No era la primera vez que se valían de infundios para presentarse ante sus colegas de Bruselas como víctimas del autoritarismo español, sobran las comillas. De hecho, podría decirse que el cometido de los nacionalistas en el Parlamento comunitario no ha sido otro que exaltar el particularismo catalán y desprestigiar al Estado español, ya sea poniendo en entredicho la independencia de sus jueces o negando sin más su condición de Estado de Derecho.

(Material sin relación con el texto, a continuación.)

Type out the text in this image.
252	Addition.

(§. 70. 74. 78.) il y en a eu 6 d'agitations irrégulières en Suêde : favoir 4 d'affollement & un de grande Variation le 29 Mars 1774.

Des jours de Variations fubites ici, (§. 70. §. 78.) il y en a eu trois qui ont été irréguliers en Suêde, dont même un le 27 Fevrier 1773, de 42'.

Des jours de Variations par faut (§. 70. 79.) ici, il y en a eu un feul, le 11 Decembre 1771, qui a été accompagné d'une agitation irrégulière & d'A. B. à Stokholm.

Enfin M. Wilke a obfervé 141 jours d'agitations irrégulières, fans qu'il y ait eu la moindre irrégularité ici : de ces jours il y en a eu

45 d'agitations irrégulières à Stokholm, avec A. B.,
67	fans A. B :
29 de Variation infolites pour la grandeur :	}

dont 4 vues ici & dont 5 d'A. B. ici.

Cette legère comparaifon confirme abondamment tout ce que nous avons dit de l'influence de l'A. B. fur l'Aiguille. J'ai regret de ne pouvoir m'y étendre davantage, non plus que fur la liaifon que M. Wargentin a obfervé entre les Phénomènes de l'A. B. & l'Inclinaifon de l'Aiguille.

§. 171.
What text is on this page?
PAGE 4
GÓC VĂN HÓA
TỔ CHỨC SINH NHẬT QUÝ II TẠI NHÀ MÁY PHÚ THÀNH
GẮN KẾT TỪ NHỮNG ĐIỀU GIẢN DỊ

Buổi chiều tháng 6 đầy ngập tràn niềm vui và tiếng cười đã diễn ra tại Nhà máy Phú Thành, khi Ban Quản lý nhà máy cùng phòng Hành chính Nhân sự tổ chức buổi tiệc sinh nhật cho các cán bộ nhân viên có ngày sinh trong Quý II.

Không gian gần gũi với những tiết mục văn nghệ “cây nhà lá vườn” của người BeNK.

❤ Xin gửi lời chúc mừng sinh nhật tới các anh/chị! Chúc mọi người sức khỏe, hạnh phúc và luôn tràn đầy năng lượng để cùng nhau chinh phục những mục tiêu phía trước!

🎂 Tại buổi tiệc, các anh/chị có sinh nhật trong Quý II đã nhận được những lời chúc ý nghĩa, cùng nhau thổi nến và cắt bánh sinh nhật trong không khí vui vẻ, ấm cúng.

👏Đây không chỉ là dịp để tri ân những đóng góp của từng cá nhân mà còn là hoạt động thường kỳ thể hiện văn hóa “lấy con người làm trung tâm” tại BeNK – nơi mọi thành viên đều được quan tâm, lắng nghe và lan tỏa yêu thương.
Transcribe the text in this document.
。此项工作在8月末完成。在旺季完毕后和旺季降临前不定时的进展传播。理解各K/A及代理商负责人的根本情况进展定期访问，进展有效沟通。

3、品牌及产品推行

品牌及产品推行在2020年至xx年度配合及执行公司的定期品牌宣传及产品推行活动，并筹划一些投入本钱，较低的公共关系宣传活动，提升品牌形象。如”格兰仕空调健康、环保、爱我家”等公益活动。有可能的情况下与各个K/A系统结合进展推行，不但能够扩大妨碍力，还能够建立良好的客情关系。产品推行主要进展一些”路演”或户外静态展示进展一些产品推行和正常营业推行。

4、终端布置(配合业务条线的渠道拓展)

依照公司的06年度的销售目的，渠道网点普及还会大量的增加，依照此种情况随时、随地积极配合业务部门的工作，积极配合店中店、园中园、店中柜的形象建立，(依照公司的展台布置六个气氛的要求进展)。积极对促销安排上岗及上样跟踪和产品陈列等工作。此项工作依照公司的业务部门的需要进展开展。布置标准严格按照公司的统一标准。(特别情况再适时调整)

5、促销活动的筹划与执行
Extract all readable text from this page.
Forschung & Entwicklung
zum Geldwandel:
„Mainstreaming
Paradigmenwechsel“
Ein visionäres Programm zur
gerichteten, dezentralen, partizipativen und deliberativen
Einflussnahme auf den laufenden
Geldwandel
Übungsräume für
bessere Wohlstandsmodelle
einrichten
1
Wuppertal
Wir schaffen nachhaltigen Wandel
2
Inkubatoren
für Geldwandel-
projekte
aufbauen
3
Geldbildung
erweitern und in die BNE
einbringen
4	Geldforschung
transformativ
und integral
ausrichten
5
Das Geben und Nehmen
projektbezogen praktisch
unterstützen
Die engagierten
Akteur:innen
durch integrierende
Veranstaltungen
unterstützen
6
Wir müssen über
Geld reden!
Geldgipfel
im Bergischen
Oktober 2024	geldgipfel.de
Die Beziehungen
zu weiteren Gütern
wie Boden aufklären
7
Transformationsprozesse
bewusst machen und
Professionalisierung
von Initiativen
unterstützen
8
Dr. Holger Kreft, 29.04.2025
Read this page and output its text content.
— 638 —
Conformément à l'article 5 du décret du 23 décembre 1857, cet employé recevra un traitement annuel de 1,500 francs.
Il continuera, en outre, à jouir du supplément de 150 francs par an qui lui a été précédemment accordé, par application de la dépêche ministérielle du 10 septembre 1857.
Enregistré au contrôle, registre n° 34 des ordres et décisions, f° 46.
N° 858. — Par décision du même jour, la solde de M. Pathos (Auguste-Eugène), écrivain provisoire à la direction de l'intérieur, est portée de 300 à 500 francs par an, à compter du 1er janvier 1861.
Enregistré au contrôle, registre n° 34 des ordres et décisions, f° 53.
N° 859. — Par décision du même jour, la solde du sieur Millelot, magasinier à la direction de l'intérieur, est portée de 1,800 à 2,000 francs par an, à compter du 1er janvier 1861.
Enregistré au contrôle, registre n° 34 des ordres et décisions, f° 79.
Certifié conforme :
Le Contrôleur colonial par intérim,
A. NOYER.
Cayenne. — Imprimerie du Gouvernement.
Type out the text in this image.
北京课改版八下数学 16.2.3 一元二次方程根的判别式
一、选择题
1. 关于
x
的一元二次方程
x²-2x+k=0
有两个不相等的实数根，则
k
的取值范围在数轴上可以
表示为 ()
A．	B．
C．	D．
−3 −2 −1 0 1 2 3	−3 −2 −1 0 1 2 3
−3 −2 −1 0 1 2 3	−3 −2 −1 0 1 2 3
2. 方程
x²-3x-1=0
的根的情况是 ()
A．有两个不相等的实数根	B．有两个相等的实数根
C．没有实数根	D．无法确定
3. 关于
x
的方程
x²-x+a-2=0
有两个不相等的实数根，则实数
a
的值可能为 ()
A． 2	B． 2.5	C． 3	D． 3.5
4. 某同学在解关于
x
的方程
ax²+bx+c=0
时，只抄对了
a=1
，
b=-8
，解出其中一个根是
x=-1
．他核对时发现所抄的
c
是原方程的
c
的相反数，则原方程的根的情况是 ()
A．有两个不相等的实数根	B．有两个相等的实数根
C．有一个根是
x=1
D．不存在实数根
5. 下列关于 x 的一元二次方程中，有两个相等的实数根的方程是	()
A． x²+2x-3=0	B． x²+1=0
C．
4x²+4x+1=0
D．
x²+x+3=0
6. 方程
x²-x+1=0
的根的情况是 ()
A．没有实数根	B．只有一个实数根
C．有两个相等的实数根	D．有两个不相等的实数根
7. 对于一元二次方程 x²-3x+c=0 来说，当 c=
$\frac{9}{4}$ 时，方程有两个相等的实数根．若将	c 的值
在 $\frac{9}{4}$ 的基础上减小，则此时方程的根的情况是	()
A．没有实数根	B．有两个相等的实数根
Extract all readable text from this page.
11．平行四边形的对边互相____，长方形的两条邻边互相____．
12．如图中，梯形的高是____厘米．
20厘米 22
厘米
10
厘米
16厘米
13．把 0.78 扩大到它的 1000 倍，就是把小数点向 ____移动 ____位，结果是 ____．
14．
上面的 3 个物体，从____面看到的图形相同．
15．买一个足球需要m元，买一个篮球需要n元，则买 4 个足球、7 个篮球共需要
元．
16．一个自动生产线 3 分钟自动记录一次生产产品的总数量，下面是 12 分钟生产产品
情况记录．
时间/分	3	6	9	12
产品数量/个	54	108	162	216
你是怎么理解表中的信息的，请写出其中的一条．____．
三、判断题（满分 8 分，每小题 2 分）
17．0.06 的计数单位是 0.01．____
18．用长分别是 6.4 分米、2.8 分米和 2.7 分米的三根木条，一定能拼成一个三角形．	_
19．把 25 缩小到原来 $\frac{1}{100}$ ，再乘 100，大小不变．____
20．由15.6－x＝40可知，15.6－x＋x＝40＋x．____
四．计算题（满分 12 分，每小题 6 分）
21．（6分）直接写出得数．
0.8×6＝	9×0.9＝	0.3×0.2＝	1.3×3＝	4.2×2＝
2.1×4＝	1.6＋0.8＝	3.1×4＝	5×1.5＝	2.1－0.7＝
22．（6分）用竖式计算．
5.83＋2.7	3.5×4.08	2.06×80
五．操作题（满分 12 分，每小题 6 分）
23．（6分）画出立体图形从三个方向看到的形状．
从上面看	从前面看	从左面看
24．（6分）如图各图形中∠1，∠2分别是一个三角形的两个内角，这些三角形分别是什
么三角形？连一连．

Yo misma estuve en la diana de una de sus campañas a propósito de una conferencia de Euromind, el foro sobre ciencia y política que promuevo desde 2015, sobre la dimensión psicobiológica de los secesionismos. En ella, el catedrático de psiquiatría Adolf Tobeña exploró los atributos de la frontera etno-nacional y sus fricciones ordinarias, y ahondó en la comprensión de ese fenómeno para descartar con rotundidad la hueca tendencia a postular una mediación psicopatológica. Se trataba de terciar en el desconcierto interpretativo que había suscitado el procés y refutar las explicaciones basadas en enajenaciones o delirios transitorios colectivos. Pues bien, los mismos eurodiputados que calificaron de fascista a SCC, trataron de impedir la celebración del acto (en el que también intervinieron Carsten K.W. De Dreu y Mark van Vugt) con el espurio argumento de que el propósito del mismo era tildar de enfermos mentales a los nacionalistas catalanes. Tremosa, concretamente, remitió una carta al presidente del grupo ALDE, Guy Verhofstadt, en que aseguraba, sin rubor ninguno, que en esas charlas iba a decirse que “ser proindependencia está asociado a una enfermedad mental“, que “dos millones de votantes catalanes iban a ser retratados y presentados de forma muy peligrosa” y que era inaceptable “que se permita que se refieran a Cataluña y a nuestro movimiento político insultándolo o tratándolo directamente como una enfermedad”. Maragall no le fue a la zaga: “Este uso de argumentos psiquiátricos y psicológicos para analizar el crecimiento de determinadas ideas políticas es un recurso propio de regímenes totalitarios”. También entonces hablaron sin pruebas, como en ellos es habitual. En esta ocasión un juez se las ha pedido.